You need to increase the value of your company and position it for sale. But what’s the best way to do that within that 3 year period? Some would say to increase your top line revenue by investing heavily in marketing and sales and grow the company as fast as possible. This is a good strategy if your company survives. The business landscape is scattered with the skeletons of companies that grew too fast without the proper infrastructure to support rapid growth. That’s like placing a beautiful playroom on top of a sinkhole! Also, it might not meet your time frame.

Buyers want to Minimize their Risk

Who defines value in a company? That’s right – the buyers. Not the accountants, not the lawyers, not the consultants – the buyers. And what are the buyers looking for in an acquisition? Well, that depends on the buyer type (Strategic, financial, Lifestyle) but a major common thread is a company devoid of a great deal of risk. That’s why risk is a major component of most valuation methodologies used in the lower middle market.
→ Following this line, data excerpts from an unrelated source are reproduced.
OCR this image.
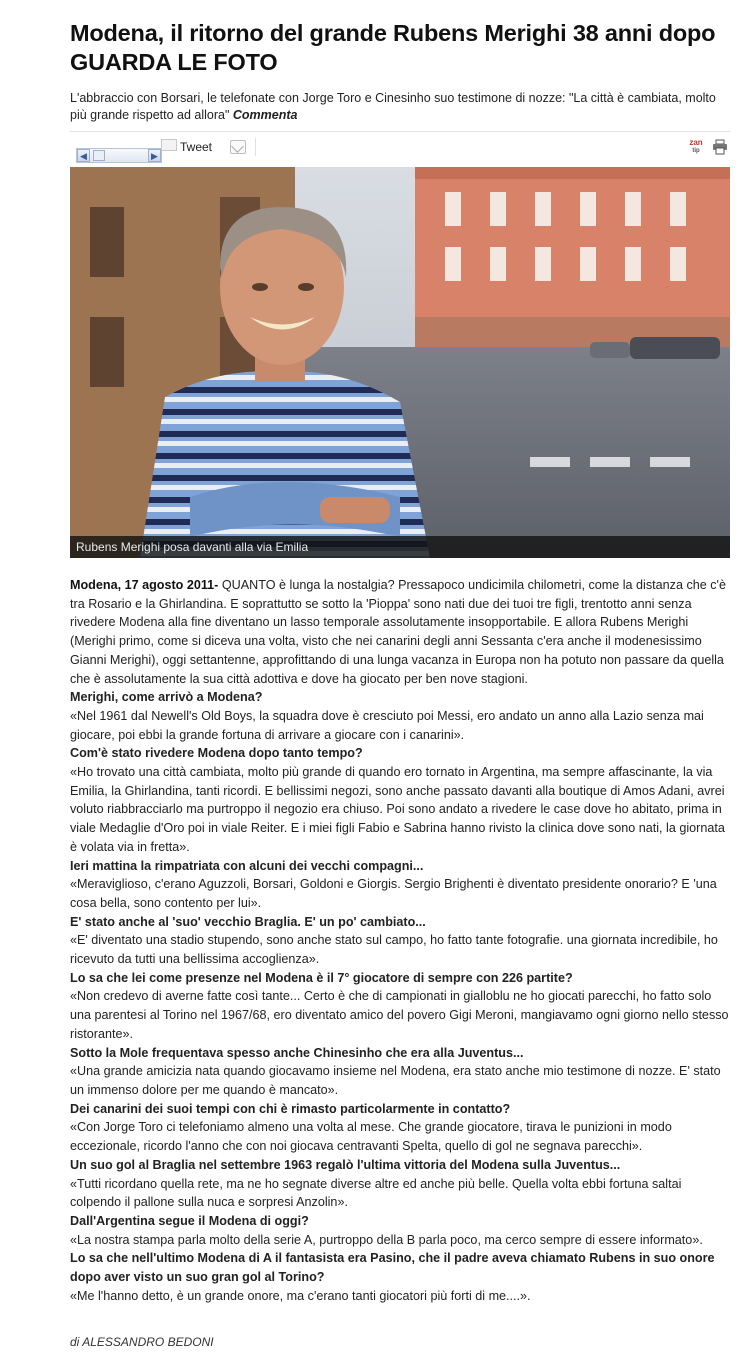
Modena, il ritorno del grande Rubens Merighi 38 anni dopo GUARDA LE FOTO
L'abbraccio con Borsari, le telefonate con Jorge Toro e Cinesinho suo testimone di nozze: "La città è cambiata, molto più grande rispetto ad allora" Commenta
◀	▶
Tweet	zan
tip
Rubens Merighi posa davanti alla via Emilia

Modena, 17 agosto 2011- QUANTO è lunga la nostalgia? Pressapoco undicimila chilometri, come la distanza che c'è tra Rosario e la Ghirlandina. E soprattutto se sotto la 'Pioppa' sono nati due dei tuoi tre figli, trentotto anni senza rivedere Modena alla fine diventano un lasso temporale assolutamente insopportabile. E allora Rubens Merighi (Merighi primo, come si diceva una volta, visto che nei canarini degli anni Sessanta c'era anche il modenesissimo Gianni Merighi), oggi settantenne, approfittando di una lunga vacanza in Europa non ha potuto non passare da quella che è assolutamente la sua città adottiva e dove ha giocato per ben nove stagioni.

Merighi, come arrivò a Modena?

«Nel 1961 dal Newell's Old Boys, la squadra dove è cresciuto poi Messi, ero andato un anno alla Lazio senza mai giocare, poi ebbi la grande fortuna di arrivare a giocare con i canarini».

Com'è stato rivedere Modena dopo tanto tempo?

«Ho trovato una città cambiata, molto più grande di quando ero tornato in Argentina, ma sempre affascinante, la via Emilia, la Ghirlandina, tanti ricordi. E bellissimi negozi, sono anche passato davanti alla boutique di Amos Adani, avrei voluto riabbracciarlo ma purtroppo il negozio era chiuso. Poi sono andato a rivedere le case dove ho abitato, prima in viale Medaglie d'Oro poi in viale Reiter. E i miei figli Fabio e Sabrina hanno rivisto la clinica dove sono nati, la giornata è volata via in fretta».

Ieri mattina la rimpatriata con alcuni dei vecchi compagni...

«Meraviglioso, c'erano Aguzzoli, Borsari, Goldoni e Giorgis. Sergio Brighenti è diventato presidente onorario? E 'una cosa bella, sono contento per lui».

E' stato anche al 'suo' vecchio Braglia. E' un po' cambiato...

«E' diventato una stadio stupendo, sono anche stato sul campo, ho fatto tante fotografie. una giornata incredibile, ho ricevuto da tutti una bellissima accoglienza».

Lo sa che lei come presenze nel Modena è il 7° giocatore di sempre con 226 partite?

«Non credevo di averne fatte così tante... Certo è che di campionati in gialloblu ne ho giocati parecchi, ho fatto solo una parentesi al Torino nel 1967/68, ero diventato amico del povero Gigi Meroni, mangiavamo ogni giorno nello stesso ristorante».

Sotto la Mole frequentava spesso anche Chinesinho che era alla Juventus...

«Una grande amicizia nata quando giocavamo insieme nel Modena, era stato anche mio testimone di nozze. E' stato un immenso dolore per me quando è mancato».

Dei canarini dei suoi tempi con chi è rimasto particolarmente in contatto?

«Con Jorge Toro ci telefoniamo almeno una volta al mese. Che grande giocatore, tirava le punizioni in modo eccezionale, ricordo l'anno che con noi giocava centravanti Spelta, quello di gol ne segnava parecchi».

Un suo gol al Braglia nel settembre 1963 regalò l'ultima vittoria del Modena sulla Juventus...

«Tutti ricordano quella rete, ma ne ho segnate diverse altre ed anche più belle. Quella volta ebbi fortuna saltai colpendo il pallone sulla nuca e sorpresi Anzolin».

Dall'Argentina segue il Modena di oggi?

«La nostra stampa parla molto della serie A, purtroppo della B parla poco, ma cerco sempre di essere informato».

Lo sa che nell'ultimo Modena di A il fantasista era Pasino, che il padre aveva chiamato Rubens in suo onore dopo aver visto un suo gran gol al Torino?

«Me l'hanno detto, è un grande onore, ma c'erano tanti giocatori più forti di me....».

di ALESSANDRO BEDONI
In a simple valuation algorithm value is directly proportional to cash flow and indirectly proportional to risk, so as you decrease risk you increase value

OK, risk is a major factor in determining business value. And we would like to minimize it in the eyes of prospective buyers. Bur how do you minimize risk? Companies are comprised of functional areas that define the business. Buyers refer to these functional areas as “value drivers”. Some core value drivers are customer base, management depth, product/services, scalability, intellectual property to name a few. The value drivers define a company whether it be poor, fair, good or great and improving these value drivers decreases risk and increases value. And if you improve your value drivers it makes sense that you’ll increase your earnings thus enhancing value even more!

Risk Reduction is a Major Factor in Value Enhancement

Valuation experts contend that there are 3 primary ways to increase value – increase revenues (increase business size), increase margins, and reduce risk. If you reduce risk (improve your value drivers) it is very probable that you will increase your margins, so you’ll improve 2 of the primary factors involved in increasing business value.

You can also increase your revenues during your 3 year window by investing more in marketing and sales. Just do it gradually and make sure that you have adequate infrastructure to support the growth. If you reduce risk (improve value drivers) you will enhance your company infrastructure, so it makes sense to start risk reduction before you ramp up marketing and sales.

Your first task is to determine what buyer types may be interested in your company. That will define what value drivers are most sensitive to your business value enhancement. You will want to prioritize these value drivers and work on the most sensitive first. You will want to plan to improve the other important value drivers over your 3 year window. In this way you’ll be developing a complete road-map for your value enhancement project. If you’re totally committed to this project, it is very possible for you to double your company’s value in that 3 year period.

Additional Benefits of Risk Reduction

Is this undertaking just for the purpose of selling the company? Of course not. You’ve increased the company’s value and you’re making more money. You can take more salary, bonuses, and perks. You’ll be under less stress and be able to take vacations without fielding phone call after phone call about minor problems that your staff can now handle. Your company will be “sales ready” in case some external factor that you can’t control forces you to sell the company.

Don’t go it Alone

I would not advise you to undertake this important project without professional help. It’s too important and you need a professional to help you create your road-map, develop a timeline with benchmarks, and hold you accountable. This will be a major commitment on your part. You ask, is it worth it? The chance to double your company’s value – that’s a no brainer! Retaining a professional to quarterback this project will increase your commitment and help ensure that the project runs to completion.